Peut-il tenir? C'est la question qui affleure après que le nouveau ministre a confirmé, en plus d'un montage immobilier favorisant sa compagne, avoir embauché son fils en tant qu'assistant parlementaire.

Les archives vidéo ne pardonnent rien aux politiques. Aujourd'hui ministre de la Cohésion des territoires, Richard Ferrand s'impose comme un fervent partisan d'un renforcement de la morale en politique. Invité de Jean-Jacques Bourdin sur RMC en février dernier, il préconisait notamment de "s'engager, par exemple, à ne pas embaucher son conjoint ou ses enfants lorsque l'on a une fonction publique". L'affaire Fillon venait d'éclater à la suite d'un article du Canard Enchaîné daté du 25 janvier 2017. 

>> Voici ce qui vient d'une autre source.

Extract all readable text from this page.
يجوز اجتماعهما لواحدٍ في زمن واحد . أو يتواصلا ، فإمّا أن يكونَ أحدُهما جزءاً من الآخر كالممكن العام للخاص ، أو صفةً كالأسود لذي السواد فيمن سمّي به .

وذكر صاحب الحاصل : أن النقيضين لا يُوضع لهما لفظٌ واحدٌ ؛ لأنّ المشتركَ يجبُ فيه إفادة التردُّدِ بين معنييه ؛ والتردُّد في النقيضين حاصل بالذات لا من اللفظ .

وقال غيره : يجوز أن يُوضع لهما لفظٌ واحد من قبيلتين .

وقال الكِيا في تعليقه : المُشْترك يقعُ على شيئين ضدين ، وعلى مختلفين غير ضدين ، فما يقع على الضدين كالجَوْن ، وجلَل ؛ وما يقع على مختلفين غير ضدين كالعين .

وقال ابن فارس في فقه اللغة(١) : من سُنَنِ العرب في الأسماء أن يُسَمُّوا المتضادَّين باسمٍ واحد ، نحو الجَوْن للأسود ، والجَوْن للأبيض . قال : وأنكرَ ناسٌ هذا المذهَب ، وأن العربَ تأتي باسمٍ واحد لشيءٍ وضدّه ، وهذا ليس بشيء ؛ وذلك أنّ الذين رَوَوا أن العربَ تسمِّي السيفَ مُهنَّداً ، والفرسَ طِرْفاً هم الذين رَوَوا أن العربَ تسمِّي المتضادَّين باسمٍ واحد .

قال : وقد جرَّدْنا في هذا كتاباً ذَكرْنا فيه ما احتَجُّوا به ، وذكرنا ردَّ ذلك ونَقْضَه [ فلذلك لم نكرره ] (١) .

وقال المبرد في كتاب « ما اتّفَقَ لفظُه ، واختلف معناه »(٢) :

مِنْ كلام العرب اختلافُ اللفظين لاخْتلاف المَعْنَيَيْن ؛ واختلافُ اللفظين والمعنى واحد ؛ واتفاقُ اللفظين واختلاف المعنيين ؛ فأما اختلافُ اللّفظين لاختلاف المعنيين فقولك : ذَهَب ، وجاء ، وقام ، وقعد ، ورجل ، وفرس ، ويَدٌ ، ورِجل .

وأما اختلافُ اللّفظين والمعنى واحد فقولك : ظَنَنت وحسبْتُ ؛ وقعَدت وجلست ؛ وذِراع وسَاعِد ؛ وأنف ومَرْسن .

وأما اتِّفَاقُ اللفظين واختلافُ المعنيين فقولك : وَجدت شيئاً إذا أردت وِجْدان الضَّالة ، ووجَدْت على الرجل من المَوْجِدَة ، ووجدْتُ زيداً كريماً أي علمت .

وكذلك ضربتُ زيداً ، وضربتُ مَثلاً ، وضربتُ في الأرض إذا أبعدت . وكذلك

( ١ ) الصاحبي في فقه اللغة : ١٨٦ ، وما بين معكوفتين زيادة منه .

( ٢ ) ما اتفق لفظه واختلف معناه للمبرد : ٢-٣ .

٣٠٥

Mercredi, Le Canard enchaîné révélait que Richard Ferrand, pièce maîtresse du nouveau président, avait embauché de son fils quelques mois en tant que collaborateur parlementaire entre janvier et mai 2014. Selon l'hebdomadaire, Richard Ferrand a versé 8.704 euros brut à son fils pour ces tâches sur l'ensemble de la période. 

Le Canard enchaîné a également épinglé Richard Ferrand pour une affaire immobilière, alors qu'il était encore directeur général des Mutuelles de Bretagne en 2011. L'organisme avait souhaité louer des locaux commerciaux à Brest (Finistère) pour ouvrir un centre de soins et avaient choisi entre trois propositions celle d'une société immobilière appartenant à la compagne de Richard Ferrand.

Une affaire qui tombe au plus mauvais moment

"Je vois bien qu'aujourd'hui. Il y a un rejet total de l'idée qu'un parlementaire puisse embaucher l'un de ses proches. Je ne le referais pas", a insisté le député du Finistère sur franceinfo.

"Ça meurtrit évidemment Richard, qui est un homme d'une probité exceptionnelle (...) mais une chose est sûre, il n'y a rien d'illégal, il n'y a rien qui ne serait pas moral", a assuré Christophe Castaner.

Dans son programme, Emmanuel Macron a dit vouloir interdire à tout élu ou ministre d'embaucher un membre de sa famille et, pour prévenir les conflits d'intérêts, empêcher les parlementaires d'exercer des activités de conseil parallèlement à leur mandat.